In the 15 years you’ve been running The Analyst, what’s been your favourite idea?
I’m going to go for Let’s Gowex [a Spanish WiFi provider that declared bankruptcy in 2014 after admitting to falsifying accounts]. That’s my favourite because it was all done with fieldwork. We went to Spain and found the WiFi didn’t really work. We went to Ireland and found WiFi hardware that wasn’t switched on. Went to New York and couldn’t find any WiFi related to the company. It was three city trips to get the whole thesis. It was just fun.
The thing I enjoy most about the research is the fieldwork. Finding the factories that don’t exist. It was similar with NMC Health [a UK-listed hospital operator that collapsed in 2020]. Jack, my analyst, flew out to the Middle East and called me up on the first day to say: “Mark, this is a building site. It’s not a hospital.” You could see immediately with your own eyes why the capex in the accounts looked funny.

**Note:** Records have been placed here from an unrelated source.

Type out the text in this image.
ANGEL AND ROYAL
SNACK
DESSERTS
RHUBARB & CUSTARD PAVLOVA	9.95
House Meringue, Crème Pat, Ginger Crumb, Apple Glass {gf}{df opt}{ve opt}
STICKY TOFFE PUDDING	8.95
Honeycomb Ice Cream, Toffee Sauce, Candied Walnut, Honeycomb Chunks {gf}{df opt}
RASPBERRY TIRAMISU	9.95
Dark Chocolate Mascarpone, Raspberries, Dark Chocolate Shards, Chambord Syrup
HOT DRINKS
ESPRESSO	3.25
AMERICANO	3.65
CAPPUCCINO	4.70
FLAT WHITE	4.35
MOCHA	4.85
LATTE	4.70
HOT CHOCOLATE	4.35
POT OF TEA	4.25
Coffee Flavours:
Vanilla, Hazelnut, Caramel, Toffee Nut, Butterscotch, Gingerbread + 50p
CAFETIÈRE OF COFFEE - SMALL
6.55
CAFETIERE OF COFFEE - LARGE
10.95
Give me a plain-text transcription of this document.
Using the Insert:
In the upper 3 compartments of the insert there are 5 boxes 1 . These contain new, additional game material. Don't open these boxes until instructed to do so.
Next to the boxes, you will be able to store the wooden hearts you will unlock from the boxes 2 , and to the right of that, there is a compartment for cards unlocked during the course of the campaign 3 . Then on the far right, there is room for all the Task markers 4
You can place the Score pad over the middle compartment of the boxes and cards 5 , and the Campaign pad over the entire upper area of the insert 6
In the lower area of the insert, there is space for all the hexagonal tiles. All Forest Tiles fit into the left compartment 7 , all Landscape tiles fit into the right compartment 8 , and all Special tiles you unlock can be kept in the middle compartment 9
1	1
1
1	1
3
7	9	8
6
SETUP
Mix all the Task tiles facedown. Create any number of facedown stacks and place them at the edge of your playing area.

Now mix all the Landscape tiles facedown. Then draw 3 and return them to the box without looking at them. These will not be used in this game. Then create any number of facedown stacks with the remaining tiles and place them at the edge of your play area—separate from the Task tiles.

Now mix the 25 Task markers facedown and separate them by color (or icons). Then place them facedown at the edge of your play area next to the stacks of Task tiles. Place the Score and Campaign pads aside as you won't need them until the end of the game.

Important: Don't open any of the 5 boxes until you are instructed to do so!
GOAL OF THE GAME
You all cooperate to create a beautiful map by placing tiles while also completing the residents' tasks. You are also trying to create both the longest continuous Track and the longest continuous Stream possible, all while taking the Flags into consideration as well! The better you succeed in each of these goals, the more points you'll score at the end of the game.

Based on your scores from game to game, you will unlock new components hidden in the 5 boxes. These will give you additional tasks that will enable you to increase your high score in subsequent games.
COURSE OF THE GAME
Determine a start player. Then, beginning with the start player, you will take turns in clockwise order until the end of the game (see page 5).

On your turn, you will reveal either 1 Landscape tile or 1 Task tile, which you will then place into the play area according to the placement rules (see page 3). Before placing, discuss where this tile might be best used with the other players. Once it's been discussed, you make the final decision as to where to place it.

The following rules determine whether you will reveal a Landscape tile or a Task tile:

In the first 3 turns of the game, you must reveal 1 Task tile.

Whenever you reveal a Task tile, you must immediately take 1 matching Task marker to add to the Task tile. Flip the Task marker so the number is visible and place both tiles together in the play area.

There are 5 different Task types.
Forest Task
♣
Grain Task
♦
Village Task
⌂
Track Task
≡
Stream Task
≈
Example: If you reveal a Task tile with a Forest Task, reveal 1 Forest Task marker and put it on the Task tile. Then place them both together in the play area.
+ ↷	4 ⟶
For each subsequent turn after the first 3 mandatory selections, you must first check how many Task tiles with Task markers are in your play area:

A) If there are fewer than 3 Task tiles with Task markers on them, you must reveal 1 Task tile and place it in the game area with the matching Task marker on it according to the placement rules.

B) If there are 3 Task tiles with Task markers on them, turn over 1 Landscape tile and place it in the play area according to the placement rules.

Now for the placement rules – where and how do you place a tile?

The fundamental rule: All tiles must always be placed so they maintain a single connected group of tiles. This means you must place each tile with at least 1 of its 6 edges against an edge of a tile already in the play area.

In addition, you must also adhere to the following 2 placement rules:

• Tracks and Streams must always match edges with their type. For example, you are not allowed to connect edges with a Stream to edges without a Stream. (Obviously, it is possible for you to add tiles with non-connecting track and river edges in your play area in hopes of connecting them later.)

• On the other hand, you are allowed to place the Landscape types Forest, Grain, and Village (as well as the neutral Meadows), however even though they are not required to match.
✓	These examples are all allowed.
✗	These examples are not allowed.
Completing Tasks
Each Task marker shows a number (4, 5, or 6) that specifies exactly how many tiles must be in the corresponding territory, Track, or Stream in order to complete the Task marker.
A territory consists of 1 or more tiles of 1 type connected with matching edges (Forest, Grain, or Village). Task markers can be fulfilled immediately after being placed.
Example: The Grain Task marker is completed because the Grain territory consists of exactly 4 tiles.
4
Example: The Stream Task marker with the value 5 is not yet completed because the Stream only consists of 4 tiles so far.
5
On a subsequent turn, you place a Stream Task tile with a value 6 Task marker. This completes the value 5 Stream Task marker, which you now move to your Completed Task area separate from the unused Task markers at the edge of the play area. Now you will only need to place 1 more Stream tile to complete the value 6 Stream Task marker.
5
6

It’s a bit weird that we have HFT houses trying to get edge by buying satellite imagery to measure Walmart car park densities, while no one thinks to knock on a door in Spain.
Yeah, it’s a journalistic style. But it’s expensive and time consuming. It doesn’t happen because most of the sell-side is lossmaking, and the buy-side in general is not inclined to pay more for research. But you can usually get a signal from the accounts where the fieldwork is going to pay off.
Final question . . . Tell me something good and something bad about having your offices in Clapham North?
Ha! We’re trying to build the independent research valley of South London.
What’s good about it is that you’re outside the City and the West End. You’re out of the bubble. We’re able to have a great office space at a fraction of the cost of being in the City.
What’s not so nice … The detritus between Clapham North Tube Station and the office is just embarrassing. We’re paying for our own cleaner to pick litter off the streets, because Lambeth Council doesn’t do it, and because I hate the idea of my employees walking past burger wrappers and smashed bottles to get to the office. So we’re trying to clean it up.